Script: Brian Wood
Art: Andrea Mutti
Colours: Jordie Bellaire
Publisher: Dark Horse Comics
Released: 8th July 2015
Rebels #4 starts with a gunfight, a battle with redcoats walking in line, getting shot by the ‘Rebels’ hiding behind barricades. It’s a lesson about following orders. Follow them, and you will get pointlessly shot. Think for yourself, improvise, and you will survive. The lesson holds true today. Follow orders and you might as well be dead. Think for yourself and you will be truly alive.
Andrea Mutti’s art is ferociously, terrifyingly real. Shrapnel and dirt fly through the air, you wouldn’t want to be there, it looks dangerous, and you’d want to keep your head down less something takes your face off. War is no fun. I might die. I want to keep my head down, but soldiers are approaching. I must stand up. I must shoot back. This is terrifying. I’m going to die.
The other noticeable thing about the book is that the great hero of the American war of Independence, George Washington, is portrayed as a bit of an elitist snob. I can buy that. He was a high-ranking soldier, and armies are always based around tribalism, self-interest and elitism.

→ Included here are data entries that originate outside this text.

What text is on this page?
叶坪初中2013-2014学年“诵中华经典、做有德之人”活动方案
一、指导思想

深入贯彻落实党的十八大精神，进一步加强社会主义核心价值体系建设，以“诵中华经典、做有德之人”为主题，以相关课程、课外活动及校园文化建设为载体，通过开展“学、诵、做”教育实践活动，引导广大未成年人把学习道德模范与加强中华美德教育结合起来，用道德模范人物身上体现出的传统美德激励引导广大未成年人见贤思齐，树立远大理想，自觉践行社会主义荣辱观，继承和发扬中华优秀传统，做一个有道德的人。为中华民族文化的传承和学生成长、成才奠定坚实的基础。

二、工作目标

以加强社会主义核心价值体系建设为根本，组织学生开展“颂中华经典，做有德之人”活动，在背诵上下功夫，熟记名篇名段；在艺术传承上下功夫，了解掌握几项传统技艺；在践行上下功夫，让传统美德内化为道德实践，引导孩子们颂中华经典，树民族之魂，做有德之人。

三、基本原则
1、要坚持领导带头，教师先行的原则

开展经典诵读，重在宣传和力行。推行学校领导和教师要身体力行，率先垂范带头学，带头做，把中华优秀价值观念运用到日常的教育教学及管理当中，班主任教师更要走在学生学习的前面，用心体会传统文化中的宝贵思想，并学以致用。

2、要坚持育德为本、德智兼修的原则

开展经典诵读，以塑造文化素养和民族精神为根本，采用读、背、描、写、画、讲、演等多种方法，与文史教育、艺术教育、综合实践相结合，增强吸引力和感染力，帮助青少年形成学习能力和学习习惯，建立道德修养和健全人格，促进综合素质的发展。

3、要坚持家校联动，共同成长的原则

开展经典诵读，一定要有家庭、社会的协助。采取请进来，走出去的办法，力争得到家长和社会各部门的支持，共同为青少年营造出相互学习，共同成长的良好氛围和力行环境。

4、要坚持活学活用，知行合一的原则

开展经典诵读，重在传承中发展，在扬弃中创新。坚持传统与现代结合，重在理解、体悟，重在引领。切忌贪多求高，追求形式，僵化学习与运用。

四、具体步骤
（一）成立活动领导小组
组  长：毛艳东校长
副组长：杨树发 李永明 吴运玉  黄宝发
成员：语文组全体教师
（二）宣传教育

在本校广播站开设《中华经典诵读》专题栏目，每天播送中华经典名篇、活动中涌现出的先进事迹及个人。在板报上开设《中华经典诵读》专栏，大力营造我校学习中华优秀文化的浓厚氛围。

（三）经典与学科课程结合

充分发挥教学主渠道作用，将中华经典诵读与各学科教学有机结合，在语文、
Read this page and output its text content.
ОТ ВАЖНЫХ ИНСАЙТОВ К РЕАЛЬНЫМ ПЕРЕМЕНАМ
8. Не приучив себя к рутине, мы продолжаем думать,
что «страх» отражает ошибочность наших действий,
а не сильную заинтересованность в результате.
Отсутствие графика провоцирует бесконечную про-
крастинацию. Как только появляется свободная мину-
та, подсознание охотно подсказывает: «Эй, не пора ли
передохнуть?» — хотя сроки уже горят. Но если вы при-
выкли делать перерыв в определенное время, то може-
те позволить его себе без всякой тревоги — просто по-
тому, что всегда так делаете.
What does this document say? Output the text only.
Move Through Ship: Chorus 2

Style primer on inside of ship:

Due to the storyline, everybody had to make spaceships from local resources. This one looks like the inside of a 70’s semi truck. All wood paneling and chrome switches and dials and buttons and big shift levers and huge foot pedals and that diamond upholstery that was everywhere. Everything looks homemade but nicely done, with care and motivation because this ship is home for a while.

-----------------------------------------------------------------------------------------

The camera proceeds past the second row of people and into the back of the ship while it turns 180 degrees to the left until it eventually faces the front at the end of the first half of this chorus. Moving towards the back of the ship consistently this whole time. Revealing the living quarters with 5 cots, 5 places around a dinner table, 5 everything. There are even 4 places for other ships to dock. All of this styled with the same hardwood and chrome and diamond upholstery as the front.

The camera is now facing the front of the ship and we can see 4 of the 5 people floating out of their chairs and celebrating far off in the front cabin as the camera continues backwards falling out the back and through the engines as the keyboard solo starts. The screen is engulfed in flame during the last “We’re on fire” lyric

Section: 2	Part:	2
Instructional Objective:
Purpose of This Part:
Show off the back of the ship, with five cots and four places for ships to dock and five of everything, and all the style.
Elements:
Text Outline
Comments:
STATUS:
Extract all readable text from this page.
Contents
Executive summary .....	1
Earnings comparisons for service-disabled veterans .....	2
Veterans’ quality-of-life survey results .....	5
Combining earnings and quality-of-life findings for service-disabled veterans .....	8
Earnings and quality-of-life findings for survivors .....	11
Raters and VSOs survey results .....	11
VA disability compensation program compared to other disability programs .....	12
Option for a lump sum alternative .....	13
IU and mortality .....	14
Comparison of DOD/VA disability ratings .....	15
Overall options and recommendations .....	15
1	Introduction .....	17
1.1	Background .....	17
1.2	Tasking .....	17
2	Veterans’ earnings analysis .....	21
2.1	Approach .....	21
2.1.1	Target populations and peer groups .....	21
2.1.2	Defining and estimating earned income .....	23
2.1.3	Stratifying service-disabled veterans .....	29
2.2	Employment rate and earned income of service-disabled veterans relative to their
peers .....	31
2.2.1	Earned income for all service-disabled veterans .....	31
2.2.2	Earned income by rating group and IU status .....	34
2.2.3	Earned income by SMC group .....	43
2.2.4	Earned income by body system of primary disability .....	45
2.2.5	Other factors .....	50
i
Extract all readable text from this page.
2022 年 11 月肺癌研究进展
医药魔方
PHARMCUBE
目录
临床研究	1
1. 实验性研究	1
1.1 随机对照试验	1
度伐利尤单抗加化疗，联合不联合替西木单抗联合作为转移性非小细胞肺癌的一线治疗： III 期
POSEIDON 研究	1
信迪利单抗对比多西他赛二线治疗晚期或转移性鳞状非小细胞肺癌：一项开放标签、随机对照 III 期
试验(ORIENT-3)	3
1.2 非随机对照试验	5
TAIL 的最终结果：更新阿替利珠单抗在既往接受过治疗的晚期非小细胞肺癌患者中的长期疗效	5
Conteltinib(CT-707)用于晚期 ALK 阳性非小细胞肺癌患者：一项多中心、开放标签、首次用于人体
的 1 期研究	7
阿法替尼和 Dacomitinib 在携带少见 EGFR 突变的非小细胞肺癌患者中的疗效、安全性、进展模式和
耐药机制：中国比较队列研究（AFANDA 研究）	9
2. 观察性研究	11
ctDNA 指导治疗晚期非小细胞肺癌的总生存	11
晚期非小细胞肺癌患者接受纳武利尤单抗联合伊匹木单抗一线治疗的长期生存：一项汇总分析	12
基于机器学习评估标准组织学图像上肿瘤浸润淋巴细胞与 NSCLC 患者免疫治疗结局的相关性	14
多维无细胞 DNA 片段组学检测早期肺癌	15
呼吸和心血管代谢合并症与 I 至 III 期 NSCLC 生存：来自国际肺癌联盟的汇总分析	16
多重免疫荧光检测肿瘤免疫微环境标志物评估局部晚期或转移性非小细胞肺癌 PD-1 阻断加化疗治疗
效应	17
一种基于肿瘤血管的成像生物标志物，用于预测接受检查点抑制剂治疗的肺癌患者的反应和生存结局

The theme of disobeying orders follows through to the end of this issue, with the main protagonist determined to do what is best to win the war, and to sacrifice what is best for himself personally in order to do so. That’s what a hero is supposed to do, to act selflessly for the benefit of others, not for personal advancement or glory.
There’s an abundance of fake heroes in this world today, and not too many genuine ones. I’ve never met a genuine hero, but I don’t get out too much.
Rebels #4 is a book about lining up, following orders, mud, blood and how to win a war. The art, and the colour palette in particular, conjures up a feeling of terror, gunpowder, blood, death, grass, spittle, sweat, dirt, fear, the thunder of a rifle, and the squelch of a bullet through soft human flesh.
It’s not pleasant, but war isn’t pleasant. War is stupid, pointless, painful horrific death. It’s not cool. It’s not high kicks and muscles. It’s silence, boredom, then fight or flight adrenaline and the horrifying realisation that you are about to die in a muddy field, or be horribly mutilated, and finished off with a bayonet to the chest as you writhe in pain and beg for mercy on the cold, wet, muddy ground.
That’s what I took from Rebels #4. It’s a tough book, a relentless book, a book that is as serious as war. There is nobody laughing or joking around here.
The story is about shooting people who want to shoot you first. Some shoot for liberty, others for career advancement, for others it’s just about the money. The end result is the same, people ripped apart by bullets and shrapnel. It’s not a lot of fun, but war isn’t supposed to be fun.